Свенка принесла ему молока и помогла попить. А потом пришёл Дикс, сел рядом, а Рианн принялась за работу. Говорили они на свенском почему-то, и Рианн невольно слушала их, продёргивая уток.

— Как ты? — спросил Дикс.

— Паршиво… Сам-то как думаешь?

— Да-а, — протянул свен негромко, — не позавидуешь, зато выспишься…

— Да уж, хороший сон… Ты хоть сам видел? Что там?

— Видел. Я был здесь вчера. На ладонь бы пониже, и ты бы напрочь забыл о женщинах… — Засмеялся невольно.

— Да ну тебя… — Центуриону тут было не до смеха. — Скажешь тоже… Я же видел, как всё было…

— И как тебя угораздило? Подумать только! Хорошо, что не пырнули…

— Их трое было… Один всё метил исподтишка… Крутился то так, то эдак… Я как-то потерял его из виду, а он залез со спины… Мог бы и горло перерезать, да росту ему не хватило… А мог бы и пырнуть, это точно, но он решил ниже кирасы… Мальчишка ещё, руки короткие, да росту нет… По-моему, он и сам испугался больше моего, когда кровь увидел…

— Ты убил его?

— Не я… Кто-то из ребят… Пацан ещё, он и с девчонкой-то, наверное, ни разу не целовался… Думаю, его в первый раз взяли, хотели проверить… Как они там это делают? Потом, после этого, мужчиной называют…

— Да, есть такое… — Дикс согласно кивнул светловолосой головой.

— Жалко его, чего полез… Сидел бы дома, у мамкиной юбки… был бы живой… Я-то выкарабкаюсь, а он… Чего он в жизни видел?

Рианн слушала их, а у самой начали дрожать руки. Не было в его голосе ни капли ненависти к этому молодому свену, а ведь он ранил его, ранил нечестно, со спины. Почему? Он даже жалеет его. Почему?

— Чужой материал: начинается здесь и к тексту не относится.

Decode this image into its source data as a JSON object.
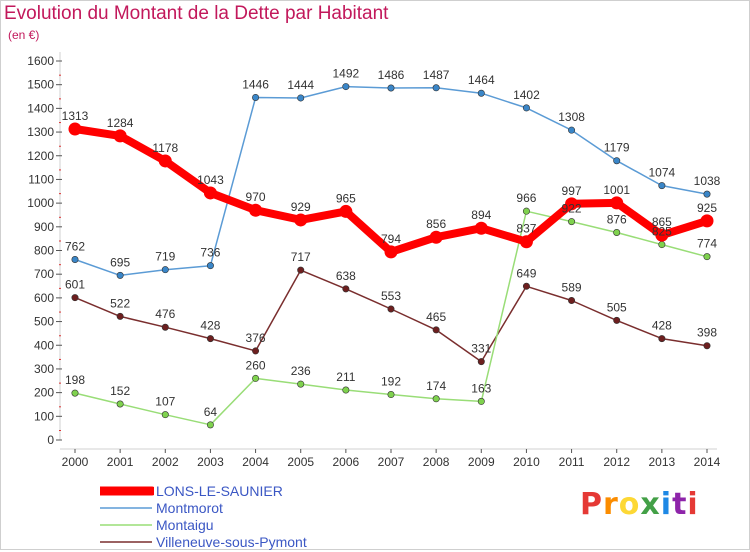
{
  "header": {
    "title": "Evolution du Montant de la Dette par Habitant",
    "subtitle": "(en €)"
  },
  "logo": {
    "text": "Proxiti",
    "colors": [
      "#e53935",
      "#fb8c00",
      "#fdd835",
      "#43a047",
      "#1e88e5",
      "#8e24aa",
      "#e53935"
    ]
  },
  "chart_data": {
    "type": "line",
    "title": "Evolution du Montant de la Dette par Habitant",
    "subtitle": "(en €)",
    "xlabel": "",
    "ylabel": "",
    "ylim": [
      0,
      1600
    ],
    "yticks": [
      0,
      100,
      200,
      300,
      400,
      500,
      600,
      700,
      800,
      900,
      1000,
      1100,
      1200,
      1300,
      1400,
      1500,
      1600
    ],
    "grid": false,
    "legend": "bottom-left",
    "x": [
      "2000",
      "2001",
      "2002",
      "2003",
      "2004",
      "2005",
      "2006",
      "2007",
      "2008",
      "2009",
      "2010",
      "2011",
      "2012",
      "2013",
      "2014"
    ],
    "series": [
      {
        "name": "LONS-LE-SAUNIER",
        "color": "#ff0000",
        "values": [
          1313,
          1284,
          1178,
          1043,
          970,
          929,
          965,
          794,
          856,
          894,
          837,
          997,
          1001,
          865,
          925
        ]
      },
      {
        "name": "Montmorot",
        "color": "#5b9bd5",
        "values": [
          762,
          695,
          719,
          736,
          1446,
          1444,
          1492,
          1486,
          1487,
          1464,
          1402,
          1308,
          1179,
          1074,
          1038
        ]
      },
      {
        "name": "Montaigu",
        "color": "#99dd77",
        "values": [
          198,
          152,
          107,
          64,
          260,
          236,
          211,
          192,
          174,
          163,
          966,
          922,
          876,
          825,
          774
        ]
      },
      {
        "name": "Villeneuve-sous-Pymont",
        "color": "#7a2e2e",
        "values": [
          601,
          522,
          476,
          428,
          376,
          717,
          638,
          553,
          465,
          331,
          649,
          589,
          505,
          428,
          398
        ]
      }
    ]
  }
}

Рианн поднялась и ушла за шторку на кухню, стараясь привести в порядок мысли, чувства. Сейчас он, наверное, скажет Диксу, чтобы он не оставлял её с ним, что она грозилась убить его, пожалуется. Что сделает Дикс? Уберёт её отсюда? Или станет сам наблюдать за всем? Посмотрим…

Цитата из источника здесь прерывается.